Kroger will be shutting down two Ralph’s locations and one Food 4 Less store, as Los Angeles recently passed a $5 “hero pay” temporary wage hike for pharmacy and grocery workers.
The ordinance from the L.A. City Council — approved on March 3 and spoken of highly by Mayor Eric Garcetti — was intended to incentivize and thank workers in high-risk fields.
“It’s never our desire to close a store, but when you factor in the increased costs of operating during COVID-19, consistent financial losses at these three locations, and an extra pay mandate that will cost nearly $20 million over the next 120 days, it becomes impossible to operate these three stores,” Kroger said in a statement, according to KCBS-TV.
The three locations were reportedly already underperforming, so the 120-day wage hike from the $18 per hour employees were already earning was the final nail in the coffin.
The grocery store chain took similar action in closing down two stores in Long Beach, California, after a $4 “hero pay” ordinance was approved in that city as well.
It's not their place to dictate the wages paid in the private sector!! Where are these people supposed to go for their groceries now?? EPIC FAIL!!
— Geri Ann Rasmussen (@RasmussenGeri) March 11, 2021
The two closures put nearly 200 jobs at risk and likely resulted in several lay-offs, Long Beach Post News reported.
Although it is clear that cities with “hero pay” ordinances have good intentions, such laws ultimately serve as an experiment for hefty minimum wage hikes.

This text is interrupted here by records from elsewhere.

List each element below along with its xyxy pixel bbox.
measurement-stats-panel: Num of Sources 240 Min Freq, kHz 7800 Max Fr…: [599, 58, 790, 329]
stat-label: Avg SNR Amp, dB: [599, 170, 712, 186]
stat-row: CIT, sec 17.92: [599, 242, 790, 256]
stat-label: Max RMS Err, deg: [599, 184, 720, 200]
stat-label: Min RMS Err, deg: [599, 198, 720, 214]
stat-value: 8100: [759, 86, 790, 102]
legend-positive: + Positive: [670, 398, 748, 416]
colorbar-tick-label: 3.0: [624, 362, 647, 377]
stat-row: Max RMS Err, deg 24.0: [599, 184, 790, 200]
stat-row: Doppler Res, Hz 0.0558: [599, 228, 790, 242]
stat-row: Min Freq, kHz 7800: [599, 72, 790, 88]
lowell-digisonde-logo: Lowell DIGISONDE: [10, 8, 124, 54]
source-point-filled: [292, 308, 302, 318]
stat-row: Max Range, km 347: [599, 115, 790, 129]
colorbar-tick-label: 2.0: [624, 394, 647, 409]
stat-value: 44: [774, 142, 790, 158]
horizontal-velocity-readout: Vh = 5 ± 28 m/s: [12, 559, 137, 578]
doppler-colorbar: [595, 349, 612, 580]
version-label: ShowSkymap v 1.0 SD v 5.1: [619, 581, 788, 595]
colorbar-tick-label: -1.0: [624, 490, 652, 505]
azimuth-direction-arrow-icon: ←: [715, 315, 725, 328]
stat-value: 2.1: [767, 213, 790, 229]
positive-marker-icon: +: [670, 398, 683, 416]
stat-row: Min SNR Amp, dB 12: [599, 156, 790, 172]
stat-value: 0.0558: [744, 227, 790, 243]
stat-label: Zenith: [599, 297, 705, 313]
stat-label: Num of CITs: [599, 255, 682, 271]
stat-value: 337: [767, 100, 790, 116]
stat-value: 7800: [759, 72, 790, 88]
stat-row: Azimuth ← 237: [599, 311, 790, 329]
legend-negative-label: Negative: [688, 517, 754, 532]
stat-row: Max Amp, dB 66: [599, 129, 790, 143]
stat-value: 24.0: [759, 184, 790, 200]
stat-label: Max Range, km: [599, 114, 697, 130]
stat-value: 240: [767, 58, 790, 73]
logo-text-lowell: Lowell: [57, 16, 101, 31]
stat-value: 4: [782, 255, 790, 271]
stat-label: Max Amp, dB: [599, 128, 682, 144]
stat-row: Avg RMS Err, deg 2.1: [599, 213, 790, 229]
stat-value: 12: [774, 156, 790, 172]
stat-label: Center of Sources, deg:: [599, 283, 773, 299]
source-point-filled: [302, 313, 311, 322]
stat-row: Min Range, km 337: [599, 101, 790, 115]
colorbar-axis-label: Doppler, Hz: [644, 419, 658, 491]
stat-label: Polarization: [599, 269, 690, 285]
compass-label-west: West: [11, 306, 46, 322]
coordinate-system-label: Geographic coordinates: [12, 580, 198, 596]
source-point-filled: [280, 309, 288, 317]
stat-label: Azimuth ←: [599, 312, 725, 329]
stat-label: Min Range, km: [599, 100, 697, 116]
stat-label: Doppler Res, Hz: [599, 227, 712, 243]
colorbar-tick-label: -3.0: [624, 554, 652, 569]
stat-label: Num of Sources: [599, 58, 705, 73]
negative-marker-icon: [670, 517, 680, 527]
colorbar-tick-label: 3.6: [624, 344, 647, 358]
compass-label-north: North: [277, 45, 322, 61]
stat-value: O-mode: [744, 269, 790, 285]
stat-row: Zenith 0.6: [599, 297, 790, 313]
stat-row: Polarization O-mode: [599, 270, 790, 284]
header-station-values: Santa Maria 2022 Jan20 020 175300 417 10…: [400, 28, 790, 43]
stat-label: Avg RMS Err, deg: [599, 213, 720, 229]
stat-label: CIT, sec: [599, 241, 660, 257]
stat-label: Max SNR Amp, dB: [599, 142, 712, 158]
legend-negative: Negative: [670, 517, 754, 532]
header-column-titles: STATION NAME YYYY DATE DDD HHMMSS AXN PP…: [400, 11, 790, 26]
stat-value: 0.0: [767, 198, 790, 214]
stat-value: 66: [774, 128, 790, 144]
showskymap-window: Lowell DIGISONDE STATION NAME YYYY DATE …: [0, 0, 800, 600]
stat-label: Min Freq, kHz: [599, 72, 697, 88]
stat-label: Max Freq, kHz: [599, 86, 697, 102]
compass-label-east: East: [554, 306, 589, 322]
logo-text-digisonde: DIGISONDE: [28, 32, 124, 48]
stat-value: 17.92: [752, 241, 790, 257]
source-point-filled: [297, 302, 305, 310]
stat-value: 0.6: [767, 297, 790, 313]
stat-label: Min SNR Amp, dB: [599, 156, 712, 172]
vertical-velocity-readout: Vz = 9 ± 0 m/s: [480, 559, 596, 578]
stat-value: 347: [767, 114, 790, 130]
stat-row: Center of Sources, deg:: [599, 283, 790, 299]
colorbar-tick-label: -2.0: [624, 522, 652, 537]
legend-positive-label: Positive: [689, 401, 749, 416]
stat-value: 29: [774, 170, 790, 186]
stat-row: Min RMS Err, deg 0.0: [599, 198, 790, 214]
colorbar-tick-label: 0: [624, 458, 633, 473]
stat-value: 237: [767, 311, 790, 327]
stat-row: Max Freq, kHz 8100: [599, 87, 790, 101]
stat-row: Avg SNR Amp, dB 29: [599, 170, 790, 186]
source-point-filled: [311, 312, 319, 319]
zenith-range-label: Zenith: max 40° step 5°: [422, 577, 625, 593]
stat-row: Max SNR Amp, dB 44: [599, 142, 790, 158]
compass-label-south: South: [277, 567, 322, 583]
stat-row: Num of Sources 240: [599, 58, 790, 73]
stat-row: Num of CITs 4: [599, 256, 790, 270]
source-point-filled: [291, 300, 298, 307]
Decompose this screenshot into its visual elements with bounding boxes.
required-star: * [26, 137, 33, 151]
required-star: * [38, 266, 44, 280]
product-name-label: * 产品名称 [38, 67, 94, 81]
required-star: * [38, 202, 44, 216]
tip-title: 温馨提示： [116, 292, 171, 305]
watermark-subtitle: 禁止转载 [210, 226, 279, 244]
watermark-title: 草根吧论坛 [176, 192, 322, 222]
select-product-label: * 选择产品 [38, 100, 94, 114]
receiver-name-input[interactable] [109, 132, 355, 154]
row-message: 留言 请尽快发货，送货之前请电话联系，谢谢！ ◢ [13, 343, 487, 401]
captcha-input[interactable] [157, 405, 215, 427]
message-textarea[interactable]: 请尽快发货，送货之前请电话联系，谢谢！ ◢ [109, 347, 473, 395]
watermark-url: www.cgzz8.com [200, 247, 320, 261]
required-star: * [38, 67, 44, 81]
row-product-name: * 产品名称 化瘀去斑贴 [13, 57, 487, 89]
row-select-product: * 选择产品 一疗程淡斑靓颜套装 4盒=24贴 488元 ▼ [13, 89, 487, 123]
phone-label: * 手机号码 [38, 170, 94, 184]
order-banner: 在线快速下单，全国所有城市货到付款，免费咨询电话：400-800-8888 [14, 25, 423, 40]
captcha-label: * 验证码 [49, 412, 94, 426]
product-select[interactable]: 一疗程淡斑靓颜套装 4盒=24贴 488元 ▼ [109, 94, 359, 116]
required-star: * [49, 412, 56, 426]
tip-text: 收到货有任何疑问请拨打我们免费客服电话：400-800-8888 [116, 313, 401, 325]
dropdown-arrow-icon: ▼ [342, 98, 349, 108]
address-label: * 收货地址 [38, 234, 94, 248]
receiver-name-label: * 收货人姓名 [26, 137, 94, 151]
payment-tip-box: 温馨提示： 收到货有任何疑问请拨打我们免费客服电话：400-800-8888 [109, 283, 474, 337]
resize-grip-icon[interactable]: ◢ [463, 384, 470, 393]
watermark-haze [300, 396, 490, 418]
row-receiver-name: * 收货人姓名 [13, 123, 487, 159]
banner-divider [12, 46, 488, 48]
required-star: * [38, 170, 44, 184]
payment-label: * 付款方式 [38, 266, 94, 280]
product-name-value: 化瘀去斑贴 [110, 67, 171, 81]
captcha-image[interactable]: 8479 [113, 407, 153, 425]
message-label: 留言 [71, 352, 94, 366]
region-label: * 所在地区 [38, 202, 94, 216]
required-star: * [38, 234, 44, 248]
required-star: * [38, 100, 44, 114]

People will not only be unemployed — which, by the way, provides an hourly wage of $0 an hour — but Kroger shutting down stores in Los Angeles contributes to another major issue: food deserts.
There are more liquor stores in South L.A. than grocery stores. pic.twitter.com/MDGe6MJn7G
— Los Angeles Times (@latimes) November 12, 2020
Food deserts are areas that have limited access to fresh food, and this disproportionately impacts minority and low-income communities within inner cities.
One might ask: Kroger is a big company — shouldn’t it make enough profit to increase wages for its employees?
Perhaps, but that does not tell the whole story about government-imposed pay raises.
President Joe Biden and many Democrats are looking to increase the federal minimum wage from $7.25 an hour incrementally to $15 an hour by 2025.
Even though the hike would be incremental, it would have devastating consequences on businesses.
Small businesses, along with larger businesses that have narrow profit margins — like grocery stores — would struggle greatly to keep up. We have already seen this happen with many mom-and-pop shops across the country.
In an economy still recovering from pandemic shutdowns, wage hikes from the government of any kind are sure to fail both workers and businesses.